Olinda implementa regras emergenciais para desfiles de carnaval após disputas por espaço
A prefeitura de Olinda publicou um decreto que regulamenta o desfile de agremiações durante o carnaval, em resposta às polêmicas envolvendo grupos de samba e carros de som no Sítio Histórico da cidade. As novas diretrizes buscam solucionar o impasse entre os blocos e os grupos tradicionais, que denunciaram a disputa do espaço com as baterias e equipamentos sonoros.
Regras transitórias para o carnaval atual
De acordo com o secretário de Cultura de Olinda, Alexandre Miranda, as regras entram em vigor para o carnaval deste ano, mas após as festas devem passar por uma reformulação mais aprofundada. "Essa regra vem transitória porque, assim que terminar o carnaval, a gente volta a discutir essa pauta. Assim como outros assuntos importantes para o carnaval de Olinda", afirmou o secretário.
O decreto foi publicado na quarta-feira (11), véspera da abertura oficial do carnaval da cidade. O posicionamento da gestão municipal surge após a repercussão das declarações de maestros de orquestras de frevo, que atuam há décadas no carnaval olindense. Eles argumentam que a presença de carros de som, "paredões" e baterias de samba com cordões de isolamento pode descaracterizar a festa tradicional e dificultar a circulação das troças.
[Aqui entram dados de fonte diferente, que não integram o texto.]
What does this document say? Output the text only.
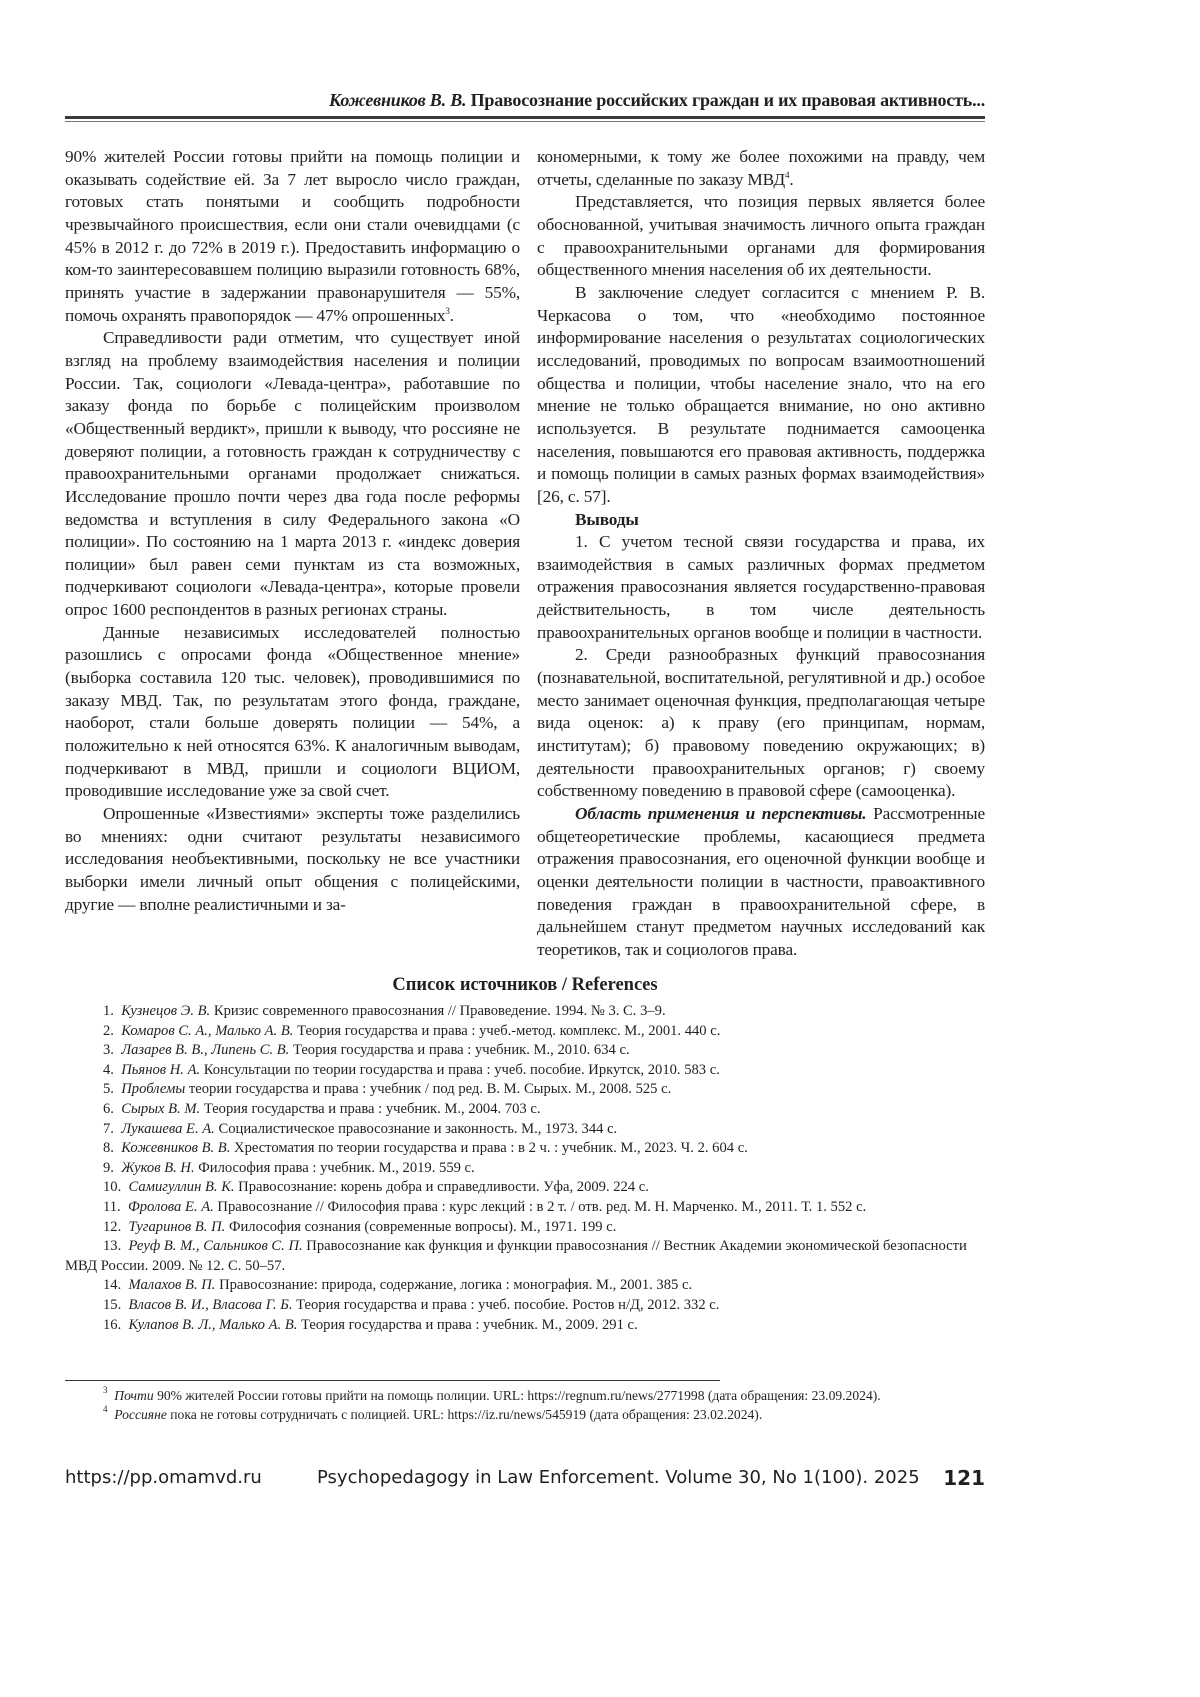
Кожевников В. В. Правосознание российских граждан и их правовая активность...

90% жителей России готовы прийти на помощь полиции и оказывать содействие ей. За 7 лет выросло число граждан, готовых стать понятыми и сообщить подробности чрезвычайного происшествия, если они стали очевидцами (с 45% в 2012 г. до 72% в 2019 г.). Предоставить информацию о ком-то заинтересовавшем полицию выразили готовность 68%, принять участие в задержании правонарушителя — 55%, помочь охранять правопорядок — 47% опрошенных3.

Справедливости ради отметим, что существует иной взгляд на проблему взаимодействия населения и полиции России. Так, социологи «Левада-центра», работавшие по заказу фонда по борьбе с полицейским произволом «Общественный вердикт», пришли к выводу, что россияне не доверяют полиции, а готовность граждан к сотрудничеству с правоохранительными органами продолжает снижаться. Исследование прошло почти через два года после реформы ведомства и вступления в силу Федерального закона «О полиции». По состоянию на 1 марта 2013 г. «индекс доверия полиции» был равен семи пунктам из ста возможных, подчеркивают социологи «Левада-центра», которые провели опрос 1600 респондентов в разных регионах страны.

Данные независимых исследователей полностью разошлись с опросами фонда «Общественное мнение» (выборка составила 120 тыс. человек), проводившимися по заказу МВД. Так, по результатам этого фонда, граждане, наоборот, стали больше доверять полиции — 54%, а положительно к ней относятся 63%. К аналогичным выводам, подчеркивают в МВД, пришли и социологи ВЦИОМ, проводившие исследование уже за свой счет.

Опрошенные «Известиями» эксперты тоже разделились во мнениях: одни считают результаты независимого исследования необъективными, поскольку не все участники выборки имели личный опыт общения с полицейскими, другие — вполне реалистичными и за-

кономерными, к тому же более похожими на правду, чем отчеты, сделанные по заказу МВД4.

Представляется, что позиция первых является более обоснованной, учитывая значимость личного опыта граждан с правоохранительными органами для формирования общественного мнения населения об их деятельности.

В заключение следует согласится с мнением Р. В. Черкасова о том, что «необходимо постоянное информирование населения о результатах социологических исследований, проводимых по вопросам взаимоотношений общества и полиции, чтобы население знало, что на его мнение не только обращается внимание, но оно активно используется. В результате поднимается самооценка населения, повышаются его правовая активность, поддержка и помощь полиции в самых разных формах взаимодействия» [26, с. 57].

Выводы

1. С учетом тесной связи государства и права, их взаимодействия в самых различных формах предметом отражения правосознания является государственно-правовая действительность, в том числе деятельность правоохранительных органов вообще и полиции в частности.

2. Среди разнообразных функций правосознания (познавательной, воспитательной, регулятивной и др.) особое место занимает оценочная функция, предполагающая четыре вида оценок: а) к праву (его принципам, нормам, институтам); б) правовому поведению окружающих; в) деятельности правоохранительных органов; г) своему собственному поведению в правовой сфере (самооценка).

Область применения и перспективы. Рассмотренные общетеоретические проблемы, касающиеся предмета отражения правосознания, его оценочной функции вообще и оценки деятельности полиции в частности, правоактивного поведения граждан в правоохранительной сфере, в дальнейшем станут предметом научных исследований как теоретиков, так и социологов права.

Список источников / References
1. Кузнецов Э. В. Кризис современного правосознания // Правоведение. 1994. № 3. С. 3–9.
2. Комаров С. А., Малько А. В. Теория государства и права : учеб.-метод. комплекс. М., 2001. 440 с.
3. Лазарев В. В., Липень С. В. Теория государства и права : учебник. М., 2010. 634 с.
4. Пьянов Н. А. Консультации по теории государства и права : учеб. пособие. Иркутск, 2010. 583 с.
5. Проблемы теории государства и права : учебник / под ред. В. М. Сырых. М., 2008. 525 с.
6. Сырых В. М. Теория государства и права : учебник. М., 2004. 703 с.
7. Лукашева Е. А. Социалистическое правосознание и законность. М., 1973. 344 с.
8. Кожевников В. В. Хрестоматия по теории государства и права : в 2 ч. : учебник. М., 2023. Ч. 2. 604 с.
9. Жуков В. Н. Философия права : учебник. М., 2019. 559 с.
10. Самигуллин В. К. Правосознание: корень добра и справедливости. Уфа, 2009. 224 с.
11. Фролова Е. А. Правосознание // Философия права : курс лекций : в 2 т. / отв. ред. М. Н. Марченко. М., 2011. Т. 1. 552 с.
12. Тугаринов В. П. Философия сознания (современные вопросы). М., 1971. 199 с.
13. Реуф В. М., Сальников С. П. Правосознание как функция и функции правосознания // Вестник Академии экономической безопасности МВД России. 2009. № 12. С. 50–57.
14. Малахов В. П. Правосознание: природа, содержание, логика : монография. М., 2001. 385 с.
15. Власов В. И., Власова Г. Б. Теория государства и права : учеб. пособие. Ростов н/Д, 2012. 332 с.
16. Кулапов В. Л., Малько А. В. Теория государства и права : учебник. М., 2009. 291 с.
3 Почти 90% жителей России готовы прийти на помощь полиции. URL: https://regnum.ru/news/2771998 (дата обращения: 23.09.2024).
4 Россияне пока не готовы сотрудничать с полицией. URL: https://iz.ru/news/545919 (дата обращения: 23.02.2024).
https://pp.omamvd.ru	Psychopedagogy in Law Enforcement. Volume 30, No 1(100). 2025 121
Medida emergencial e debate futuro
Para Sandro Valongueiro, presidente da Associação das Agremiações de Frevo de Olinda (Afrevo), o decreto funciona como uma medida emergencial. Ele aguarda uma nova reunião em abril e ajustes nas regras prometidos pela prefeitura. "É isso que a associação do Frevo entende como ideal? Não. Nós só topamos participar porque ele é transitório, emergencial, e o município assumiu um compromisso público de discutir isso", explicou.
Valongueiro destacou que outros pontos precisam ser tratados, como o controle urbano, a organização do comércio informal, a iluminação das ruas e a conservação das vias. Ele lembrou que, no ano passado, o Desfile dos Bonecos Gigantes de Olinda, uma das principais atrações culturais, não pôde passar em frente à prefeitura após 36 anos devido a paredões de som que bloqueavam o caminho.
Principais determinações do decreto
O decreto estabelece uma série de normas para garantir a fluidez dos desfiles e preservar o caráter tradicional do carnaval. Entre as principais medidas estão:
- Multa de R$ 10 mil para grupos que impedirem ou dificultarem a passagem de agremiações tradicionais como troças, blocos de frevo, maracatus e afoxés.
- Permissão para uso de carros de som no Sítio Histórico, mas com autorização prévia da prefeitura, solicitada até sexta-feira (13).
- Obrigação de reduzir o volume do som quando uma agremiação tradicional se aproximar.
- Manutenção de, pelo menos, 50 metros de distância entre equipamentos de diferentes agremiações para evitar sobreposição sonora.
- Proibição de pessoas subirem em carros de som, uso de pirotecnia e paradas prolongadas ao longo do percurso.
O secretário de Cultura ressaltou que o debate não termina com o novo decreto. "Em abril, a prefeitura vai convocar novamente as associações, os grupos culturais, toda a sociedade que se interessa pelo carnaval, para que possamos fazer esse debate mais aprofundado", disse Miranda.
Diálogo entre associações
A Afrevo publicou uma nota conjunta com a Associação Carnavalesca de Samba de Olinda (Acaso), destacando que o diálogo com a prefeitura "representa um passo em direção à construção de acordos que considerem as especificidades de cada manifestação cultural e a preservação do patrimônio material e imaterial de Olinda".
Essa iniciativa busca equilibrar os interesses dos diversos grupos, assegurando que o carnaval de Olinda mantenha sua tradição enquanto acomoda as novas expressões culturais que surgem ao longo dos anos.